Ketika Mesin Tank Kerang Masuk di Pasir Limau Kapas Pendapatan Nelayan Menurun Dratis
 
PASIR LIMAU KAPAS (RIAUPOS.CO) - MENJELANG sore langkah kaki Komeng (40) yang baru pulang dari mencari kerang bulu di muka Telaga, perairan Kecamatan Pasir Limau Kapas sedikit kelelahan. Kerang bulu sebanyak setengah goni yang dipikulnya langsung dijatuhkan ke bawah setelah berada di teras rumahnya.

‘’Ini hasil kita mengambil kerang hari ini,’’ kata Komeng sambil membuka tali yang mengingkat goni yang berwarna putih itu.

Setelah didapat keranjang penampung, isi di dalam goni langsung dicurahkanya. Kerang bulu tersebut masih terlihat segar-segar yang masih terbuka. Butiran pasir putih terlihat masih menempel di kulit kerang bulu hasil tangkapan.

‘’Hasil mengumpulkan kerang yang kita lakukan sejak tiga hari belakangan ini menurun dratis,’’  ujar warga Teluk Pulai.

Semula lanjut Komeng, hasil mengambil dan menjual kerang dirinya bersama temannya bisa mengantongi penghasil antara Rp200 ribu hingga Rp300 ribu perhari.
‘’Kalau sekarang sudah tidak bisa segitu lagi,’’ terang Komeng membandingkan.

Karena tambah Komeng, hasil mengumpulkan kerang yang dilakukannya secara manual sudah menurun dratis. Terjadinya penurunan tersebut sejak munculnya kegiatan pengumpulan kerang menggunakan mesin yang kerap sebut tank oleh nelayan luar Rohil secara ilegal.

Kapal yang mengoperasikan tank itu lanjut Komeng, jumlahnya tak tanggung-tanggung.
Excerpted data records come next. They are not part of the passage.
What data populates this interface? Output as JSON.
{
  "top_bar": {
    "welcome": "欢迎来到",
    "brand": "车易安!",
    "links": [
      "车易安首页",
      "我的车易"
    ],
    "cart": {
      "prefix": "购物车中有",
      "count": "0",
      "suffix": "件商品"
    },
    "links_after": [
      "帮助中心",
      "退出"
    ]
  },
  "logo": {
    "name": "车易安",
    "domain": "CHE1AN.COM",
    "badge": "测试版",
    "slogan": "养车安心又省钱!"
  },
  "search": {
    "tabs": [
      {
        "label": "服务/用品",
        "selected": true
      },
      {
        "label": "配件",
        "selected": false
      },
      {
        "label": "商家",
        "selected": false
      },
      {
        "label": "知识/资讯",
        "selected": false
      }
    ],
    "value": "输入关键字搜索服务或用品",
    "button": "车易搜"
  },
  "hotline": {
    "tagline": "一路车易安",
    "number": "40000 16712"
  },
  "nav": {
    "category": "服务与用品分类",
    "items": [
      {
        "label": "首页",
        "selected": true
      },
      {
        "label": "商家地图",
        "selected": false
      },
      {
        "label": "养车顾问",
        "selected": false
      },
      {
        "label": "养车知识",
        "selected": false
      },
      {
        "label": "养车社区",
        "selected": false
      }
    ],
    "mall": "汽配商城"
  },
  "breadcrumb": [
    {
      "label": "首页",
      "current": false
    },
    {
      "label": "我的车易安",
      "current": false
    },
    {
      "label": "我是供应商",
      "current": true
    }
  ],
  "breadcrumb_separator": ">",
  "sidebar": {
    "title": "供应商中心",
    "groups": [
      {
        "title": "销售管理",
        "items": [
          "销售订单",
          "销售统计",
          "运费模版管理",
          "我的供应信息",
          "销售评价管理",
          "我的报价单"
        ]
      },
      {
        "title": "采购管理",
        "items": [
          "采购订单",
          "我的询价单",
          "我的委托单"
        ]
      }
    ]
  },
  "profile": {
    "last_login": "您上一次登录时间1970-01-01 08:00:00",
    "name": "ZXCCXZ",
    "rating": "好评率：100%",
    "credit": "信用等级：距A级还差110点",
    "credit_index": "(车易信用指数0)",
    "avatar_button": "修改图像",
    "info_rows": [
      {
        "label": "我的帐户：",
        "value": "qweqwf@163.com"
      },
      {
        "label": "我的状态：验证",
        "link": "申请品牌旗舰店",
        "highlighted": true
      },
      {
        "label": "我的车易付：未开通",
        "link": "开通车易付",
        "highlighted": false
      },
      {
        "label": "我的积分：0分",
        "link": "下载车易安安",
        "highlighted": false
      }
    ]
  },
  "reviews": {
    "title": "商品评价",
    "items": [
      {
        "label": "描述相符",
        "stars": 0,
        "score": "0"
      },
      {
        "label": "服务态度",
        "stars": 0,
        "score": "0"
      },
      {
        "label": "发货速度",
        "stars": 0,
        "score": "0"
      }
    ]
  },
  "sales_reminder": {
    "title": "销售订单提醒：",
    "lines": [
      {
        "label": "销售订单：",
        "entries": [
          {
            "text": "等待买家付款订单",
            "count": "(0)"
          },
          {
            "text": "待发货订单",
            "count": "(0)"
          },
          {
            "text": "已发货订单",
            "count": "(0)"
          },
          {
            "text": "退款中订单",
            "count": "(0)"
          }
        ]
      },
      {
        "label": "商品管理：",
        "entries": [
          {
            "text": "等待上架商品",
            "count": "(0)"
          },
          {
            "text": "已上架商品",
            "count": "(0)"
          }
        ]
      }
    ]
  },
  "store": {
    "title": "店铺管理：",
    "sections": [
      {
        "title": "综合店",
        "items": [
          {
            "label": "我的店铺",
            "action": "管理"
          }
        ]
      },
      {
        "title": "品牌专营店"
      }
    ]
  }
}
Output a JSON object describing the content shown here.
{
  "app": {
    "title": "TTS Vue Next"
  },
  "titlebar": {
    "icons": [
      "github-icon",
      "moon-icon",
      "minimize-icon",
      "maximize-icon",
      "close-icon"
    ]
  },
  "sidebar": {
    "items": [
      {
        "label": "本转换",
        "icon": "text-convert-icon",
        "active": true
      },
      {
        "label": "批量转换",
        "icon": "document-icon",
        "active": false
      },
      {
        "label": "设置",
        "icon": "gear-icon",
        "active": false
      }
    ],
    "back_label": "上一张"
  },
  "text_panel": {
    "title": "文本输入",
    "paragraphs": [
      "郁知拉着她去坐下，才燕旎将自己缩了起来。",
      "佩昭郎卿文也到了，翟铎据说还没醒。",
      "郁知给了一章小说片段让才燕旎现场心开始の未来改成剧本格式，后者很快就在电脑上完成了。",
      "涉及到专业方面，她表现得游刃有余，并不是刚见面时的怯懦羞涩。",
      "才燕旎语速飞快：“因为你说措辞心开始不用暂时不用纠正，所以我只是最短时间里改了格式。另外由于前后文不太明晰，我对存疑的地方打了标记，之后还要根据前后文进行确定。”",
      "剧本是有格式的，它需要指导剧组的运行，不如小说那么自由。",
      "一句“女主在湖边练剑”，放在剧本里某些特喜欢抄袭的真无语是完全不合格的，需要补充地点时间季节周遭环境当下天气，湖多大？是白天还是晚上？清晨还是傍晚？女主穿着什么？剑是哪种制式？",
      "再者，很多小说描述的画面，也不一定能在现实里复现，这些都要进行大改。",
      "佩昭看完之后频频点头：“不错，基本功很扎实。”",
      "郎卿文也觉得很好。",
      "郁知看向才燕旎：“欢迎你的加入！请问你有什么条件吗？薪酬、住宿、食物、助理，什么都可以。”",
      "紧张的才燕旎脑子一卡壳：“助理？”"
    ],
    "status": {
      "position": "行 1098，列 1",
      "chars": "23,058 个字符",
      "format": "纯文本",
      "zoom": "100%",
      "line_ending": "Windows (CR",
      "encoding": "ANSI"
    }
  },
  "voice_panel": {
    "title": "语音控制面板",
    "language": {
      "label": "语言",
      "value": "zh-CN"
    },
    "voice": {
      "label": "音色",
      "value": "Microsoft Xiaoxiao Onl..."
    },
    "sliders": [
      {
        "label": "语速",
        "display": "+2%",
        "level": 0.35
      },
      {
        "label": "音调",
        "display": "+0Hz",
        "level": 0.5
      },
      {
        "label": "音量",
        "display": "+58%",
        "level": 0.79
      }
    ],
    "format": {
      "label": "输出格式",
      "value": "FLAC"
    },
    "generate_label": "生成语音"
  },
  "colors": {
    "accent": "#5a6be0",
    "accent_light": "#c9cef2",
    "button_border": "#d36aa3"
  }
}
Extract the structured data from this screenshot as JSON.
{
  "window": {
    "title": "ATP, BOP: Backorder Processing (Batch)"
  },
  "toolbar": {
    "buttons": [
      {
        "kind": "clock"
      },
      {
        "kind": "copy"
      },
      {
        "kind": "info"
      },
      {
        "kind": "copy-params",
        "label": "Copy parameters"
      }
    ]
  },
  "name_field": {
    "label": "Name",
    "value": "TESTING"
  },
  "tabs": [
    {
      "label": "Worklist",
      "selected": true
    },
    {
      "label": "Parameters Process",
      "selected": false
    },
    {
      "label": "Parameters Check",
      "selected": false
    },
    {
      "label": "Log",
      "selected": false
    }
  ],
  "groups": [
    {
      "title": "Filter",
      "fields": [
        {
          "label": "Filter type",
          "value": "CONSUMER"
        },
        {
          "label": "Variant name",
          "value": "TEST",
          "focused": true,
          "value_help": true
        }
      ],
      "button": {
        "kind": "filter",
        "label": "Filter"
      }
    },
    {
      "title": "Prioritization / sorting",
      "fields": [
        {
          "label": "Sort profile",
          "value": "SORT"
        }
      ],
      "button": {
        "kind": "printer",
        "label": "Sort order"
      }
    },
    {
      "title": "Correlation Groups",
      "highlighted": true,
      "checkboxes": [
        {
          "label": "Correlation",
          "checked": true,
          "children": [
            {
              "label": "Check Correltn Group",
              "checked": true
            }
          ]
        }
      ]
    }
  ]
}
Yakni bisa mencapai sembilan kapal yang beroperasi secara bersamaan. ‘’Umumnya, mesin tank yang ditarik oleh dua kapal itu beroperasi di malam hari,’’ ucap Komeng.

Lamanya tank beroperasi di wilayah perairan Kecamatan Pasirlimau Kapas ini, mencapai antara 3 jam sampai 4 jam. ‘’Hasilnya, satu kapal itu bisa mendapatkan 400 goni kerang bulu. Satu goni beratnya sebanyak 50 kilogram,’’ ujar Komeng.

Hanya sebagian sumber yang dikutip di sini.